Learn about the hardware requirements for biometric equipment, such as IR camera and fingerprint readers in order to support Windows Hello.

Terminology

Term Definition
False Accept Rate (FAR) Represents the number of instances that a biometric identification solution verifies an unauthorized person. This is normally represented as a ratio of number of instances in a given population size, for example 1 in 100,000. This can also be represented as a percentage of occurrence, for example, 0.001 percent. This measurement is heavily considered the most important with regards to the security of the biometric algorithm.
True Accept Rate (TAR) Represents the number of instances a biometric identification solution verifies the authorized user correctly. This is normally represented as a percentage. It is always held that the sum of the True Accept Rate and False Reject Rate is 1.
False Reject Rate (FRR) Represents the number of instances a biometric identification solution fails to verify an authorized user correctly. Usually represented as a percentage, the sum of the True Accept Rate and False Reject Rate is 1.
Confidence The confidence in a claimed FAR represents the robustness of the analysis performed in verifying a claimed FAR. Depending on the target or claimed FAR and the importance of the target use case, confidence levels can be varied.
Biometric sample This refers to the complete biometric sample required to perform a verification operation. For example, a single fingerprint is required to perform a verification.
Biometric spoof This refers to a synthetic replica of a biometric sample.

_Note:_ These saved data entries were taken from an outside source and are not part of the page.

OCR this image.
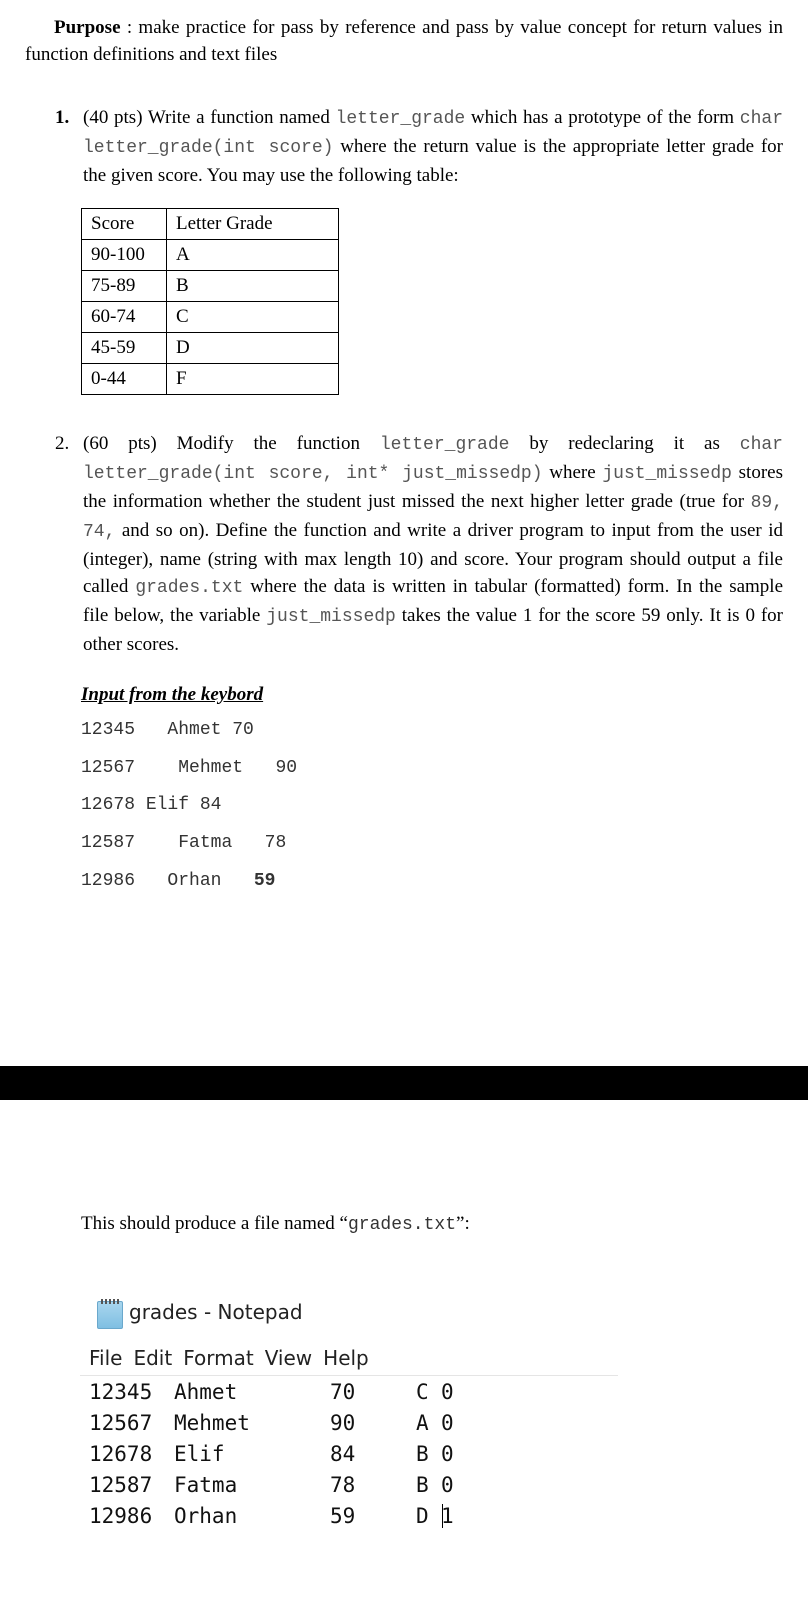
Purpose : make practice for pass by reference and pass by value concept for return values in function definitions and text files
1. (40 pts) Write a function named letter_grade which has a prototype of the form char letter_grade(int score) where the return value is the appropriate letter grade for the given score. You may use the following table:
Score	Letter Grade
90-100	A
75-89	B
60-74	C
45-59	D
0-44	F
2. (60 pts) Modify the function letter_grade by redeclaring it as char letter_grade(int score, int* just_missedp) where just_missedp stores the information whether the student just missed the next higher letter grade (true for 89, 74, and so on). Define the function and write a driver program to input from the user id (integer), name (string with max length 10) and score. Your program should output a file called grades.txt where the data is written in tabular (formatted) form. In the sample file below, the variable just_missedp takes the value 1 for the score 59 only. It is 0 for other scores.
Input from the keybord
12345 Ahmet 70
12567 Mehmet 90
12678 Elif 84
12587 Fatma 78
12986 Orhan 59
This should produce a file named “grades.txt”:
grades - Notepad
File Edit Format View Help
12345 Ahmet	70	C 0
12567 Mehmet	90	A 0
12678 Elif	84	B 0
12587 Fatma	78	B 0
12986 Orhan	59	D 1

Fingerprint reader requirements

Large Area sensors (a sensor matrix of 160 x160 Pixels or more at a dpi of 320 or greater):

  • FAR < 0.001%.
  • Effective, real world FRR with antispoofing or liveness detection <10%.
  • presentation attack defense measures are a requirement.

Small Area sensors (a sensor matrix of less than 160x160 at a dpi of 320 or greater):

  • FAR < 0.002%.
  • Effective, real world FRR with antispoofing or liveness detection <10%.
  • Presentation attack defense measures are a requirement.

Swipe sensors:

  • FAR < 0.002%.
  • Effective, real world FRR with antispoofing or liveness detection <10%.
  • Antispoofing measures are a requirement.

Facial feature recognition requirements

  • FAR < 0.001%.
  • TAR > 95%.

Appendix

The number of comparisons required to verify a particular level of confidence in a claimed FAR is shown below:

# of Unique Comparisons = C = 1/((1-Conf)) × 1/((FAR))

where FAR is the desired False Accept Rate and Conf is the desired Confidence.

For example, with a desired FAR of 0.001%, at a confidence of 96%:

# of Unique Comparisions = C = 1/((1-0.96)) × 1/((0.00001))

C = 25 × 100,000

C = 2,500,000

In this case, 2,500,000 comparisons would be required to reach the desired confidence in the claimed FAR.

To determine the number of unique biometric samples, n, to be collected to achieve these comparisons, the formula below can be used:

# of Comparisons = n!/2(n-2)!

C = n(n-1)/2

∴ n^2-n = 2C

where n is the number of unique biometric samples.

In the cases where n^2>>n, the above formula can be simplified to:

n^2 ≈ 2C

∴ n ≈ √2C

Continuing with the example above, the number of unique biometric samples needed would be:

n ≈ √(2×2,500,000)

n ≈ 2,236.1

Meaning about 2,237 unique biometric samples will be needed to verify the confidence in the claimed FAR.